Zur Rolle von Andrea Tandler teilte Emix auf Anfrage mit: Sie sei "externe Projektmitarbeiterin" gewesen und habe als solche "alle logistische Herausforderungen wie zum Beispiel Liefer- und Flugpläne der eigens von Emix gecharterten Flugzeuge mit den abnehmenden Ministerien in Deutschland koordiniert." Sie habe die Bestellungen "mit größtem persönlichen Arbeitseinsatz" begleitet. Zur Höhe der Provision wollte Emix keine Angaben machen: "Sie werden Verständnis haben, dass wir uns zu Aufwendungen für externe Projektmitarbeiter nicht äußern."` Spahn rechtfertigt sich Auf Anfrage von WDR, NDR und SZ teilte Emix zudem mit, sich aufgrund von "kundenseitig geforderten Vertraulichkeitsvereinbarungen" nicht zum Inhalt der Verträge zu äußern. Gesundheitsminister Jens Spahn nahm am Mittwoch in der Bundespressekonferenz Stellung zum Vorwurf, er wolle in diesem Zusammenhang Transparenz verhindern und sagte: Man habe die Verträge damals "in schweren Zeiten der Not geschlossen" und jetzt, da man sich "noch im Rechtsstreit" befinde, wolle man "schon zum Schutz unserer Rechtsposition die Verträge nicht offenlegen". Gegenüber dem Haushaltsausschuss hatte Spahns Ministerium bereits im März eingeräumt, dass man sich mit Emix noch streite, "ob trotz Nichteinhaltung der Frist noch ein Anspruch auf Lieferung der ausstehenden Mengen besteht". Dabei gehe es um Masken im Wert von 52 Millionen Euro. Die Staatsanwaltschaft München ist übrigens nicht die einzige Behörde, die im Zusammenhang mit den Maskenlieferungen der Emix ermittelt. Bereits im Februar diesen Jahres hatte die Staatsanwaltschaft Zürich im Zusammenhang mit den Lieferungen in die Schweiz "eine Strafuntersuchung gegen Unbekannt eröffnet", wie die Behörde auf Anfrage mitteilt. Von Brunn, der auch bayerischer SPD-Chef ist, hatte mehrere Anfragen zum Masken-Deal im Landtag gestellt und fand die bisherigen Antworten unbefriedigend. Brunn wirft Ministerpräsident Markus Söder (CSU) und dem neuen Gesundheitsminister Klaus Holetschek vor, nichts dazu beigetragen zu haben, "diesen unglaublichen Skandal aufzuklären". Söder und Holetschek hätten vielmehr "die Öffentlichkeit in die Irre geführt und vertuscht". Brunn hat beim Bayerischen Verfassungsgerichtshof Klage auf Auskunft eingereicht.

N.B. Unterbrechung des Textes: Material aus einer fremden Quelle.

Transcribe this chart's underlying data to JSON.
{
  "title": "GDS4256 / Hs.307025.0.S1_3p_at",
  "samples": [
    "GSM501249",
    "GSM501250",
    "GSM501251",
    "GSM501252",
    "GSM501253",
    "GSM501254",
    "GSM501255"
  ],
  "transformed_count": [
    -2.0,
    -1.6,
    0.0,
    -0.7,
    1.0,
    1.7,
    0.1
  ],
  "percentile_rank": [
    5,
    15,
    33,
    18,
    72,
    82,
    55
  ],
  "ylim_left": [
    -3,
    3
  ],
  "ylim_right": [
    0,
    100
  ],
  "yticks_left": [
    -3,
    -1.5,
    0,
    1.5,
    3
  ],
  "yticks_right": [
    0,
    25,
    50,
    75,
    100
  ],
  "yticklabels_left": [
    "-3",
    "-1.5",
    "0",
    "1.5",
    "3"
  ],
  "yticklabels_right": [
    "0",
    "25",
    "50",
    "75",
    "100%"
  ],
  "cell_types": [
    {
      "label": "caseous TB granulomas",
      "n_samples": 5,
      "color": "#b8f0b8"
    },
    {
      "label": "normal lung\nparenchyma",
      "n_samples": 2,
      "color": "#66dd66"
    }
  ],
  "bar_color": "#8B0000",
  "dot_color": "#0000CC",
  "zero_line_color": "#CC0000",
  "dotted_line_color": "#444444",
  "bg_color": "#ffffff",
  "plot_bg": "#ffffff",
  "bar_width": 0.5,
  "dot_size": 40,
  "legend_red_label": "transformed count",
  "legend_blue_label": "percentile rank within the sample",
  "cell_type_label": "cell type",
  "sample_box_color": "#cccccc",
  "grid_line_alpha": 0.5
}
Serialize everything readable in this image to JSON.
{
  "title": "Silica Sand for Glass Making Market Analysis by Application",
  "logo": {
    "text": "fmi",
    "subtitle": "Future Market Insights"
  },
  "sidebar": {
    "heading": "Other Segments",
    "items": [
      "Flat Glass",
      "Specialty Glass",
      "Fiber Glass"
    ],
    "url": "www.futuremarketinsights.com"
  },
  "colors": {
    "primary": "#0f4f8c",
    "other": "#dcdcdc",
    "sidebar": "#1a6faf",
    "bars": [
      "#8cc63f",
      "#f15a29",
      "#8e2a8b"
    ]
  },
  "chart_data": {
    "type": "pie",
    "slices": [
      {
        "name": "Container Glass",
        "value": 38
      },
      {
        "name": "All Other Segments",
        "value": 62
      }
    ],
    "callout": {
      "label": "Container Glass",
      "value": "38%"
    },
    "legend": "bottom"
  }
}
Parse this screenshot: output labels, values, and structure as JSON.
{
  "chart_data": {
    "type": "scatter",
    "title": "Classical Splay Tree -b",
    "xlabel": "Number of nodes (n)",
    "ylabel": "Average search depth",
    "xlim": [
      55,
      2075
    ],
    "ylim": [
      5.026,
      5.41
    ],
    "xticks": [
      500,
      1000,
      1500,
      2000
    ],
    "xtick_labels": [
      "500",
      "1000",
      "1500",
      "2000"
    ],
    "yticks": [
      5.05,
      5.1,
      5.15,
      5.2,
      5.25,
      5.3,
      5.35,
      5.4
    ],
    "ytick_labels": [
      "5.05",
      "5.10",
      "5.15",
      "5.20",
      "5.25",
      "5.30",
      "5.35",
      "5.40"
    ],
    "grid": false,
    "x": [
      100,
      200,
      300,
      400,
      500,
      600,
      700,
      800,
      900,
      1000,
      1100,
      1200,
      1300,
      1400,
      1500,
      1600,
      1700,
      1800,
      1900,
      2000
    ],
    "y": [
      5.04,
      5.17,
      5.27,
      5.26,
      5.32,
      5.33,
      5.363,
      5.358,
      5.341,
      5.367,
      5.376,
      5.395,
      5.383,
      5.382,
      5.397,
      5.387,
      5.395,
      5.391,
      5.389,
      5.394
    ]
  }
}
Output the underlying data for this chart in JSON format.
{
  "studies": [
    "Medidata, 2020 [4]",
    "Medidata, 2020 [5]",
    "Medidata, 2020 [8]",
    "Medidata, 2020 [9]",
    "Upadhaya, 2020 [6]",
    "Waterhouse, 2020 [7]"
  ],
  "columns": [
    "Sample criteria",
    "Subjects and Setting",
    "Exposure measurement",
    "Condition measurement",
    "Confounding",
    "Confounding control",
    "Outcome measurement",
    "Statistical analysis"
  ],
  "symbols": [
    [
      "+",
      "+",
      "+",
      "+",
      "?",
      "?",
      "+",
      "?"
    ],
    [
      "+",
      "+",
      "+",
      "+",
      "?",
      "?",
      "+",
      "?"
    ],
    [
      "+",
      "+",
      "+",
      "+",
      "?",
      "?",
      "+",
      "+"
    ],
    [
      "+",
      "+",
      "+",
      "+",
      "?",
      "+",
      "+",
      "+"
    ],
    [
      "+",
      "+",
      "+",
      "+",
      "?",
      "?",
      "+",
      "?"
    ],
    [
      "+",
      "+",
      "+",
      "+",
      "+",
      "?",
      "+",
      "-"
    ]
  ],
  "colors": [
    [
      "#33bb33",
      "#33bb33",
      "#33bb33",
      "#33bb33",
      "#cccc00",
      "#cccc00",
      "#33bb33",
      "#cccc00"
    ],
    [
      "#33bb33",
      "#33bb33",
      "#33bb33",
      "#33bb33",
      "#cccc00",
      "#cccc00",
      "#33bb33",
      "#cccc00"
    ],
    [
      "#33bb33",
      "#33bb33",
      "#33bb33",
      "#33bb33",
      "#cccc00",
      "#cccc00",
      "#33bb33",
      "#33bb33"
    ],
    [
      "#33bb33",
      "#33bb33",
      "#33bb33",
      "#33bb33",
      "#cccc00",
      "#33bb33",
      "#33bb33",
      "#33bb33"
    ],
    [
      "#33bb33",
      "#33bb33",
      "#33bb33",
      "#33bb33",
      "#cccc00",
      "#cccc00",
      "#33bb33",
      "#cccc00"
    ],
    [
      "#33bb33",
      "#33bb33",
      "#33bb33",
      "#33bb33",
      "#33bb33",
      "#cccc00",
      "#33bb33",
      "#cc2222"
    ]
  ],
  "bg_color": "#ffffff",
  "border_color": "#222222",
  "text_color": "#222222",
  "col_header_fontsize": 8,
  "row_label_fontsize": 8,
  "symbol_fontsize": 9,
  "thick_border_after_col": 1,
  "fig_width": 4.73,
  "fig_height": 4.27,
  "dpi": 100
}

Holetschek hat Brunns Vorwürfe wiederholt zurückgewiesen. Zu Beginn der Pandemie sei es um "Leben und Tod" gegangen. Schutzkleidung für Ärzte und Pfleger sei Mangelware gewesen, man habe schnell handeln müssen. "Soweit aus dringenden und zwingenden Beschaffungsverpflichtungen zur Erfüllung staatlich, hoheitlicher Aufgaben des Gesundheitsschutzes der Bevölkerung auch eine Einholung von Vergleichsangeboten nicht möglich war, musste der Auftrag unmittelbar vergeben werden."